- Born: Pauline Spiegel 1913
- Died: 1976 (aged 62–63)
- Known for: Co-founding Wednesdays in Mississippi
- Spouse: Louis G. Cowan
- Children: Paul Cowan Geoffrey Cowan
- Parent(s): Lena Straus Spiegel Modie Spiegel
- Family: John Patrick Spiegel (brother) Joseph Spiegel (grandfather)

= Polly Spiegel Cowan =

American civil rights activist (1913–1976)

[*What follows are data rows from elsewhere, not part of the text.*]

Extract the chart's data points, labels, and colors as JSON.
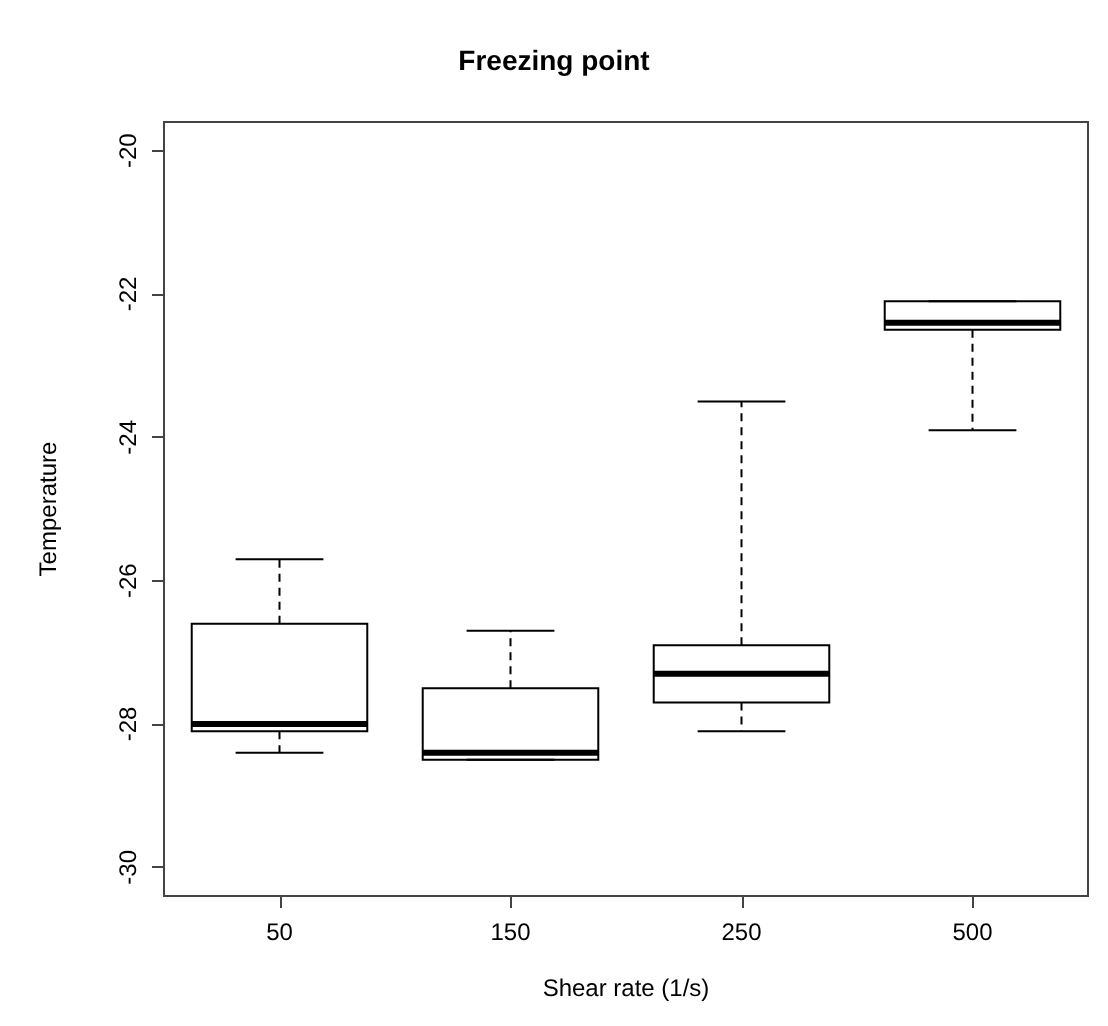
{
  "chart_data": {
    "type": "box",
    "title": "Freezing point",
    "xlabel": "Shear rate (1/s)",
    "ylabel": "Temperature",
    "categories": [
      "50",
      "150",
      "250",
      "500"
    ],
    "boxes": [
      {
        "low": -28.4,
        "q1": -28.1,
        "median": -28.0,
        "q3": -26.6,
        "high": -25.7
      },
      {
        "low": -28.5,
        "q1": -28.5,
        "median": -28.4,
        "q3": -27.5,
        "high": -26.7
      },
      {
        "low": -28.1,
        "q1": -27.7,
        "median": -27.3,
        "q3": -26.9,
        "high": -23.5
      },
      {
        "low": -23.9,
        "q1": -22.5,
        "median": -22.4,
        "q3": -22.1,
        "high": -22.1
      }
    ],
    "color": "#000000",
    "ylim": [
      -30.4,
      -19.6
    ],
    "yticks": [
      -30,
      -28,
      -26,
      -24,
      -22,
      -20
    ],
    "grid": false
  }
}
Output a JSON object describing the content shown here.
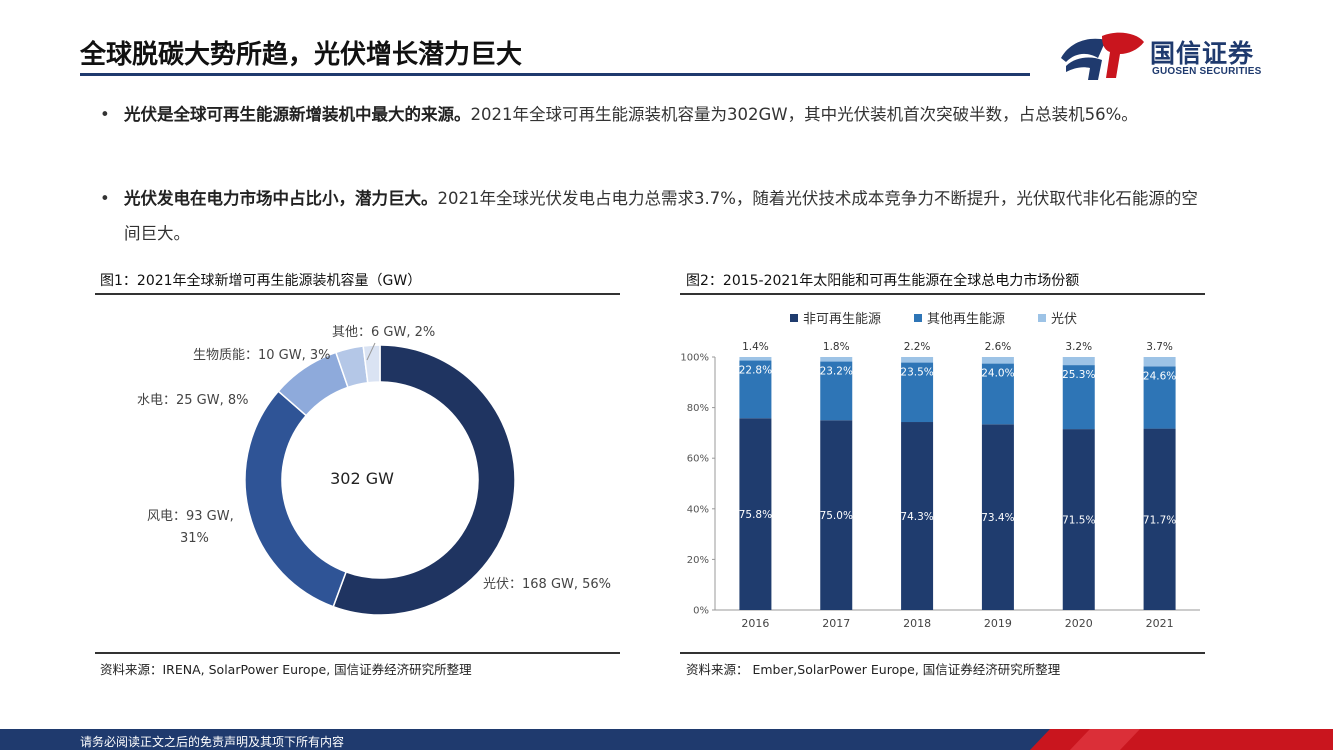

Pauline "Polly" Spiegel Cowan (1913–1976) was an American civil rights activist who co-founded Wednesdays in Mississippi.

==Biography==
She was born Penelope Spiegel to a German Jewish immigrant family, the youngest of four children born to Lena (née Straus) and Modie Spiegel. Her mother was the daughter of banker Frederic W. Straus. Her grandfather was Joseph Spiegel and her great-uncle was Civil War Colonel Marcus M. Spiegel. She and her three brothers, Frederick W. Spiegel (1898–1975), Modie "M.J." Spiegel Jr. (1901–1990), and John P. Spiegel (1911–1991), were raised in Kenilworth, Illinois. Although her family was of Jewish descent, they were raised in the Christian Science faith. She graduated from Sarah Lawrence College where she had studied under Max Lerner and Robert Staughton Lynd. She wrote an essay arguing for democratic socialism for her alumna magazine entitled "Pleading for Pink". In 1939, she moved to New York City with her husband where they worked together as radio and television producers. In 1952, her husband ran the media campaign for Adlai Stevenson and she was responsible for "Women Volunteers for Stevenson". After her husband took a job at CBS, she took up social activism, first at the Citizens Committee for Children and then the National Council of Negro Women. In 1964, she co-founded Wednesdays in Mississippi with Dorothy Height. She was an honorary member of Delta Sigma Theta sorority.

==Personal life==
She married twice. Her first marriage was to a man who worked for her grandfather. On August 7, 1939, she married Louis G. Cowan. In 1976, Cowan died along with her husband in a house fire in New York City. They had four children: Paul Cowan, Geoffrey Cowan, Holly Cowan Shulman, and Liza Cowan.